Billionaire businessman and co-founder of Microsoft, Bill Gates has stated that the world is better prepared to handle new COVID variants such as Omicron.
There have been concerns worldwide over the effects of Omicron, which has been designated as a “variant of concern” by the World Health Organisation (WHO).
Travel from several countries — including Nigeria — has been banned over Omicron cases.
Gates in his end-of-year letter released on Wednesday said there is no doubt about how concerning Omicron is, adding that researchers are working urgently to learn more about it.

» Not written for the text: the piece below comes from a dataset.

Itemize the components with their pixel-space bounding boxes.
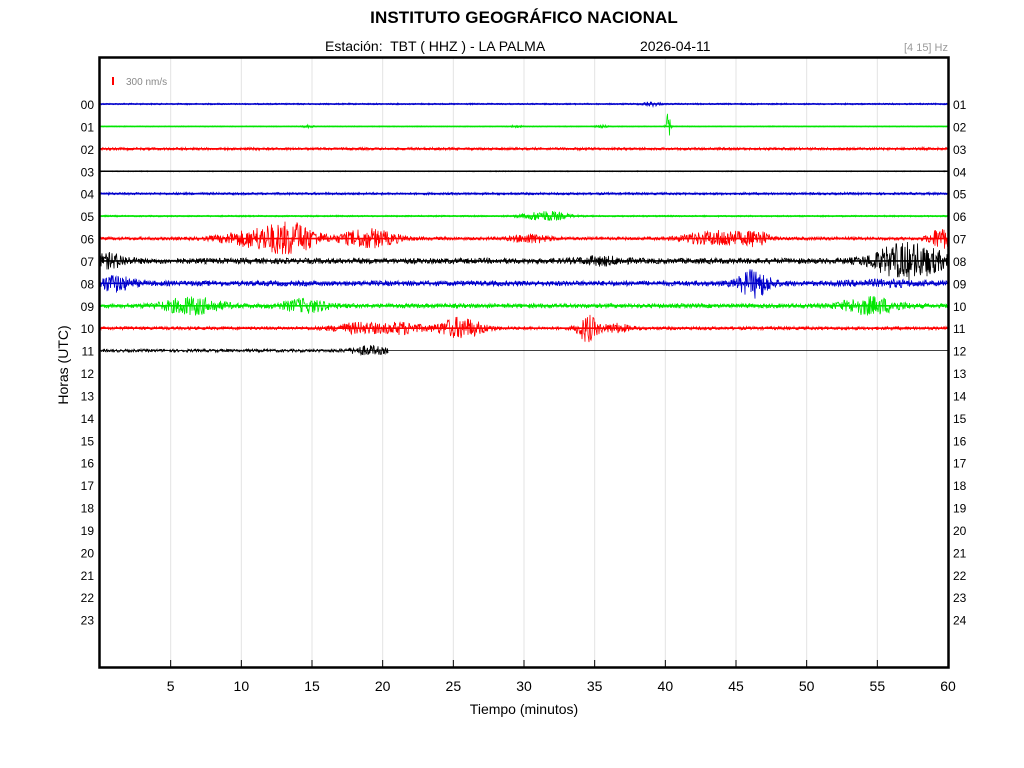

“But here’s what we do know: The world is better prepared to tackle potentially bad variants than at any other point in the pandemic so far,” he wrote.
He also expressed concern about the unfair distribution of vaccines.
He added that with the emergence of new variants and challenges with vaccination, the world is not as close to the end of the pandemic as he had hoped.
“I am hopeful, though, that the end is finally in sight. It might be foolish to make another prediction, but I think the acute phase of the pandemic will come to a close some time in 2022,” he said.
The 65-year-old also said the progress made on vaccines is “remarkable”, as the world has never made and distributed a vaccine for a disease faster than it did for COVID.
“The fact that we had one—let alone multiple!—vaccines during the first year of the pandemic is miraculous,” Gates said.
He, however, said the area he sees as the “biggest disappointment is the inequity of vaccine allocation”.
“The world has done an outstanding job manufacturing and distributing billions of doses of vaccine, but the fact that so few people at high risk in low-income countries have received them is unacceptable,” the letter reads.
“It just doesn’t make sense that so many low-risk people got vaccinated before we reached everyone who’s older or had an underlying medical condition.
“Moving forward, we need to change how the world allocates doses and find ways to ramp up manufacturing even faster.”
He also called for improvement in finding ways to tackle disinformation, including conspiracy theories.
“I thought demand for vaccines would be way higher than it has been in places like the United States. It’s clear that disinformation (including conspiracy theories that unfortunately involve me) is having a substantial impact on people’s willingness to get vaccinated.
This is part of a larger trend toward distrust in institutions, and it’s one of the issues I’m most worried about, heading into 2022,” he said.